South-Western plans to open its four replacement colleges in Brookpark, Finland, Norton and Pleasant View when the school year begins in fall 2022, Wise said.
The district’s fifth college – Jackson – is receiving improvements including additional classrooms, a multi-purpose hall and an increase in gymnasium seating, which will bring it in line with the quality of the college’s new buildings, a he declared.
“This is a really exciting time for the district,” said school board president Cathy Johnson.
The first phase of the OFCC project included the construction of new elementary school buildings and a new Franklin Heights high school.
Some enrollment adjustments will likely be needed at colleges next fall, but attendance limits for high school won’t change, Wise said.
“No one is going to change high school – which we want to be clear,” he said. “Even if the college you attend changes, your high school won’t change.”
Along with the OFCC project, the district has a number of facility improvement projects planned for the spring and summer, said Treasurer Hugh Garside.
These projects include resurfacing the tennis courts at Westland and Central Crossing High Schools; improvements to the HVAC and roofs of recreation centers; renovating lighting and sound systems in high school auditoriums and replacing the cooler / freezer at Hayes Middle School, he said.

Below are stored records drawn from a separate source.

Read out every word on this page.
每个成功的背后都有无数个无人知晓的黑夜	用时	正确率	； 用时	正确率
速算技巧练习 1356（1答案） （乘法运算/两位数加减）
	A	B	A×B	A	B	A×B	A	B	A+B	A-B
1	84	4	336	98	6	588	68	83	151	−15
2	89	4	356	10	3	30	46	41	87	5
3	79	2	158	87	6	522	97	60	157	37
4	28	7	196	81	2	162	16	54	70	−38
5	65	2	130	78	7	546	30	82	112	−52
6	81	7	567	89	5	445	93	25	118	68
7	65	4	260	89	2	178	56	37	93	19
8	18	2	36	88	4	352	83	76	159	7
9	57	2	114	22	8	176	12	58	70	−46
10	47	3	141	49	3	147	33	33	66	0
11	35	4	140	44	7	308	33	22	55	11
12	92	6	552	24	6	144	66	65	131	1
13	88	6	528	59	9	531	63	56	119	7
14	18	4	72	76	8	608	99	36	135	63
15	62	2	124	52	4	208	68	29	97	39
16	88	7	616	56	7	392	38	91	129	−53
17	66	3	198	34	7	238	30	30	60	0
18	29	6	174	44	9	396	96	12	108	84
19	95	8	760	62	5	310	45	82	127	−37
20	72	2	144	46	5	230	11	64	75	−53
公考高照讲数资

Whether the buildings are new, improved or the same, South-Western offers extensive learning opportunities throughout the district, Wise said.
“In November, we launched the paper-based tutoring for all students in grades 7 to 12,” he said. “This is an online service that gives our students 24/7 access to tutoring help in multiple languages.

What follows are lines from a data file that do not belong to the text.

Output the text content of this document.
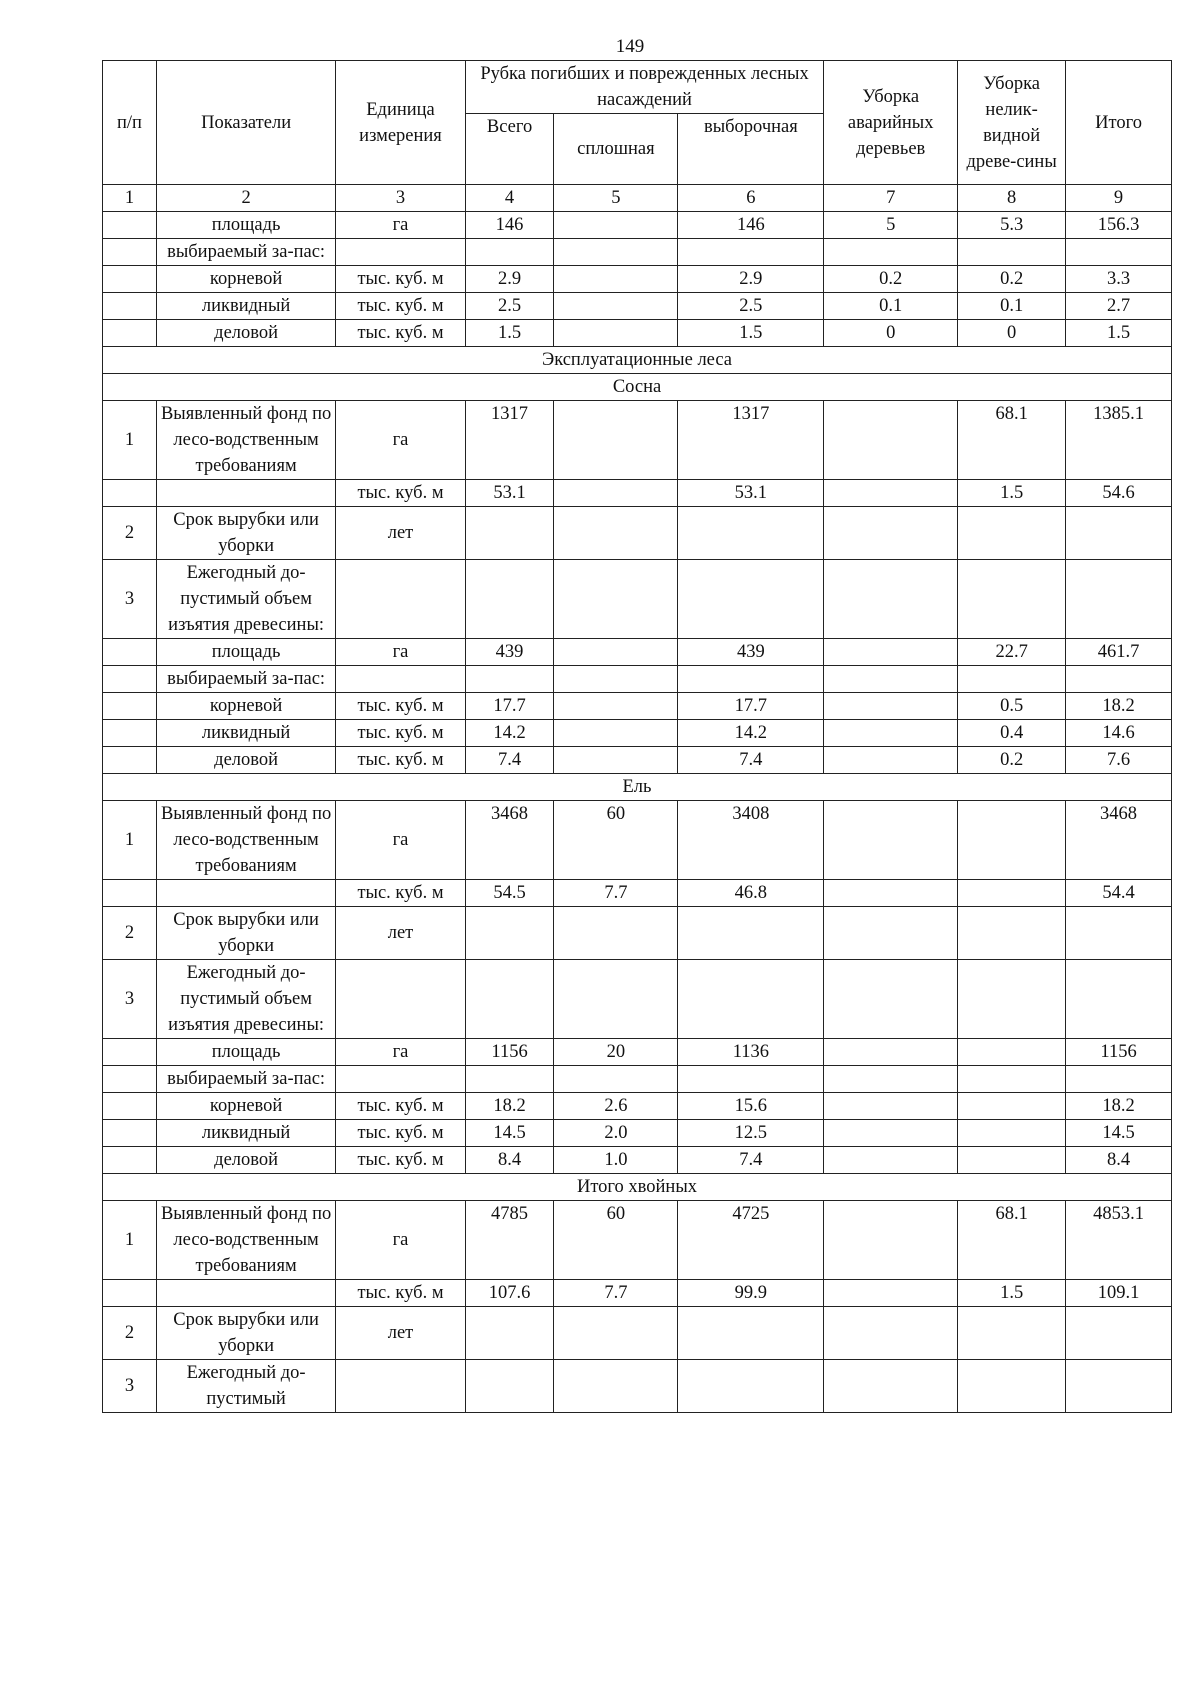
149
п/п	Показатели	Единица измерения	Рубка погибших и поврежденных лесных насаждений			Уборка аварийных деревьев	Уборка нелик-видной древе-сины	Итого
			Всего		выборочная			
				сплошная				
1	2	3	4	5	6	7	8	9
	площадь	га	146		146	5	5.3	156.3
	выбираемый за-пас:							
	корневой	тыс. куб. м	2.9		2.9	0.2	0.2	3.3
	ликвидный	тыс. куб. м	2.5		2.5	0.1	0.1	2.7
	деловой	тыс. куб. м	1.5		1.5	0	0	1.5
Эксплуатационные леса								
Сосна								
1	Выявленный фонд по лесо-водственным требованиям	га	1317		1317		68.1	1385.1
		тыс. куб. м	53.1		53.1		1.5	54.6
2	Срок вырубки или уборки	лет						
3	Ежегодный до-пустимый объем изъятия древесины:							
	площадь	га	439		439		22.7	461.7
	выбираемый за-пас:							
	корневой	тыс. куб. м	17.7		17.7		0.5	18.2
	ликвидный	тыс. куб. м	14.2		14.2		0.4	14.6
	деловой	тыс. куб. м	7.4		7.4		0.2	7.6
Ель								
1	Выявленный фонд по лесо-водственным требованиям	га	3468	60	3408			3468
		тыс. куб. м	54.5	7.7	46.8			54.4
2	Срок вырубки или уборки	лет						
3	Ежегодный до-пустимый объем изъятия древесины:							
	площадь	га	1156	20	1136			1156
	выбираемый за-пас:							
	корневой	тыс. куб. м	18.2	2.6	15.6			18.2
	ликвидный	тыс. куб. м	14.5	2.0	12.5			14.5
	деловой	тыс. куб. м	8.4	1.0	7.4			8.4
Итого хвойных								
1	Выявленный фонд по лесо-водственным требованиям	га	4785	60	4725		68.1	4853.1
		тыс. куб. м	107.6	7.7	99.9		1.5	109.1
2	Срок вырубки или уборки	лет						
3	Ежегодный до-пустимый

The district has also developed a partnership with the YMCA of Central Ohio to add staff to support social development at each elementary and middle school, Wise said. Ten of the 21 necessary staff had been hired in early December.
Central Crossing and Grove City High Schools have added a student success manager to serve first-year and sophomore students, he said.
Each of the district’s four high schools now has a student success manager and a college success advisor to help students prepare for college and for careers, Wise said.
The district is also implementing a newly designed graduation consultative process that is aligned with the new graduation requirements of the Ohio Department of Education, he said.
The Advisory Graduation Process is designed to ensure that students have up-to-date credit, have the opportunity to explore their professional interests, set post-secondary goals, and align their high school experiences with those goals, Wise said.
Southwest will also move next year from ACT to SAT for its state exam day requirement, he said.
During the current school year, Sud-Ouest has “restarted” its college career technical electives that had been in place before the COVID-19 pandemic, Wise said.
As of December 1, a total of 4,081 middle school students were enrolled in the seven courses, he said. The Southwest has a total of 3,334 high school students, which means that some students take more than one CTE class of their choice.
“We are focused on programming for 2022-2023 with the goal of enrolling even more students in elective courses,” said Wise.
“I am really proud of the work our staff, students and parents have done to deal with everything” they faced during the pandemic, Johnson said.
“We have all had to adapt to changing situations,” she said.
“As an organization, we like to say that we ‘plan the work and work to plan,’ and this approach helps us deal with the adjustments we have had to make,” said Wise.